I treat all incoming events like CDC merges.
The trick:
Primary key = the event’s unique business key
(e.g., request_date, user_id, entity_type, entity_id)
Sequence column = “confidence score”
Examples:
| event_type | confidence_score |
|---|---|
| high_confidence | 1.0 |
| medium_confidence | 0.75 |
| low_confidence | 0.5 |
| fallback | 0.25 |
| noise | 0.10 |
Whichever event has the highest sequence value becomes the “official truth.” Note: I have used Logical precedence based on confidence, instead of temporal precedence.
This gives me:
- deterministic dedup
- correct event selection
- full streaming semantics preserved
- late arrivals handled gracefully
- updates applied incrementally
- one unified event per key
How APPLY CHANGES Works (Intuitively)
It acts like a MERGE, but incrementally:
1
2
3
4
APPLY CHANGES INTO unified_events
FROM silver_multi_source_stream
KEY (event_id)
SEQUENCE BY confidence_sequence
The row with the highest confidence_score wins.
No massive joins.
No full-table rewrites.
No destroying streaming.
Just incremental updates.
6. Once Deduplication Is Done → Streaming Phase Ends
After APPLY CHANGES produces the final unified event table, the streaming portion of the pipeline is complete.
From here:
- data is stable
- each event exists once
- truth is deterministic
- all retries have been consolidated
- late vendor messages have been resolved
- downstream is safe
This is the point where the pipeline “switches modes”:
- Bronze → Silver: streaming
- Silver → Apply changes: streaming
- Gold: batch aggregations
This separation is intentional — streaming is perfect for event formation, while batch is ideal for analytics.

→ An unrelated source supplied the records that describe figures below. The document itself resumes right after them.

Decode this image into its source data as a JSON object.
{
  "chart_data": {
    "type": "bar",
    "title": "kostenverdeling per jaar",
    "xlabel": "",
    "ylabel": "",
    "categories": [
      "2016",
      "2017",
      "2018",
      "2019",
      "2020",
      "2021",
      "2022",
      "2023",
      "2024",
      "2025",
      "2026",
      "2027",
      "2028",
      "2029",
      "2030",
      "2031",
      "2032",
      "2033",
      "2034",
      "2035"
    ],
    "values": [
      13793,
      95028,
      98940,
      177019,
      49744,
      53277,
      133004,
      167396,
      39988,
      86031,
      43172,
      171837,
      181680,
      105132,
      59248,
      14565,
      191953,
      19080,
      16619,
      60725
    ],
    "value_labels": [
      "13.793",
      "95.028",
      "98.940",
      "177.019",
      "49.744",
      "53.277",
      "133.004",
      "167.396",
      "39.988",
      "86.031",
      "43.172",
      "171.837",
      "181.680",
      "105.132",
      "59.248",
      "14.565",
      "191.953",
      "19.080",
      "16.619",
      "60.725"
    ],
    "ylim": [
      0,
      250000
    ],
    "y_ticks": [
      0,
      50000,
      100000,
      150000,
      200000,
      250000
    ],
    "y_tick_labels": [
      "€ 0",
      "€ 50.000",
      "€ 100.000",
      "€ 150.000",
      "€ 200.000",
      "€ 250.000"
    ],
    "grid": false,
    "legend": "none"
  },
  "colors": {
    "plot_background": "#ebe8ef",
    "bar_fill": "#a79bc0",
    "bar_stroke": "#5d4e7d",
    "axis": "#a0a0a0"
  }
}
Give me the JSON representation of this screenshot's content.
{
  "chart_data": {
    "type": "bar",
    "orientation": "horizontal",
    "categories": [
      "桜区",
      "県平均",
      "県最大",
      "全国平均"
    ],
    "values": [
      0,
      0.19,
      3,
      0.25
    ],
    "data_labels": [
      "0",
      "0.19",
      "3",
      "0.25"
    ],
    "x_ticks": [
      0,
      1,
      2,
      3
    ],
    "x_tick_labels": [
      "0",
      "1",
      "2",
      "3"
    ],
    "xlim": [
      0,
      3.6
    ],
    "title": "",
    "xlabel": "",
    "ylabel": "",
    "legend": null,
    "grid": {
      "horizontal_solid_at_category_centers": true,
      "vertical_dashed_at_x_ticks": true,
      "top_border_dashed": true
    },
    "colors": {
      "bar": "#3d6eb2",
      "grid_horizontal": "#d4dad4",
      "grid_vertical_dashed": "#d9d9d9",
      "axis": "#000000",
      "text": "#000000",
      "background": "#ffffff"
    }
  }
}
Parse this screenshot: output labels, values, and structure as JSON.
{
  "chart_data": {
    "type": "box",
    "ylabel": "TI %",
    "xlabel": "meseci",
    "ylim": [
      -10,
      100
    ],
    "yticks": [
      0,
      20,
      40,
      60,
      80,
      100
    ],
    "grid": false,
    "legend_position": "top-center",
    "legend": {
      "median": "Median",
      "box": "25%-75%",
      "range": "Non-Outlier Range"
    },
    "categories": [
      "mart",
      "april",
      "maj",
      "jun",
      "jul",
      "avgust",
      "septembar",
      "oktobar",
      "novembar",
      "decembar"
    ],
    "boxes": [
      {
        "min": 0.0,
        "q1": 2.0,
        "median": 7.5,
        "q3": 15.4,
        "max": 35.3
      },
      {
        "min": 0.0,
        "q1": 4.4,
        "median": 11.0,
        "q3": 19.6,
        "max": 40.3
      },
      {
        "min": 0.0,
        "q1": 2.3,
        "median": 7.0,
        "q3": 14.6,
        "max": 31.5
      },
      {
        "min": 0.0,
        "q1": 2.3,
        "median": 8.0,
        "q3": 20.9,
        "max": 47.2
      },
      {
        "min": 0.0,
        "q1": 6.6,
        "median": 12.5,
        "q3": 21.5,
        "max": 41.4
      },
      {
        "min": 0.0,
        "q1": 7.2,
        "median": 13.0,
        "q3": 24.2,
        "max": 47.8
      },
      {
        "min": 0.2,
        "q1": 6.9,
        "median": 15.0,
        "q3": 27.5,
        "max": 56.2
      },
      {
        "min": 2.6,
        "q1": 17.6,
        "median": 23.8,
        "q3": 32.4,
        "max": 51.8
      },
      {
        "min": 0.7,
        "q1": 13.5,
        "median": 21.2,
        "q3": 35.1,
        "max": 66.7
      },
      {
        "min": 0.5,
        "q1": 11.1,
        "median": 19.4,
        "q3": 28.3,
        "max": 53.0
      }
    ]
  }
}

7. Now We Build the Gold Layer (Dashboards Love This)
With a clean, unified deduped event table: unlock_events_unified
…we can build fast, stable, trusted Gold tables.
User Metrics
- daily unlock count
- success rate
- average latency
- error classifications
Vendor Metrics
- throughput
- vendor-side error patterns
- SLA breaches
- latency trends
Organization-Level KPIs
- overall success rate
- volume by region
- anomaly detection
- conversion funnel analysis
These Gold tables:
- are optimized for dashboards
- are denormalized or pre-aggregated
- use predictable naming conventions
- load instantly in Databricks SQL
- stay consistent across teams
8. Lessons Learned
Here are the principles that made the pipeline stable and scalable:
- Treat all inputs as streams, even if they aren’t
- Perform cleaning and enrichment before merging anything
- Normalize schemas so events can be collated reliably
- Use
APPLY CHANGESwith confidence scoring for dedup - End streaming where business events stabilize
- Build Gold tables in batch — it’s simpler and faster
- Align Gold tables to business questions, not raw schemas
This design lets me plug in new upstream systems without major rewrites, and guarantees that dashboards always reflect consistent truth.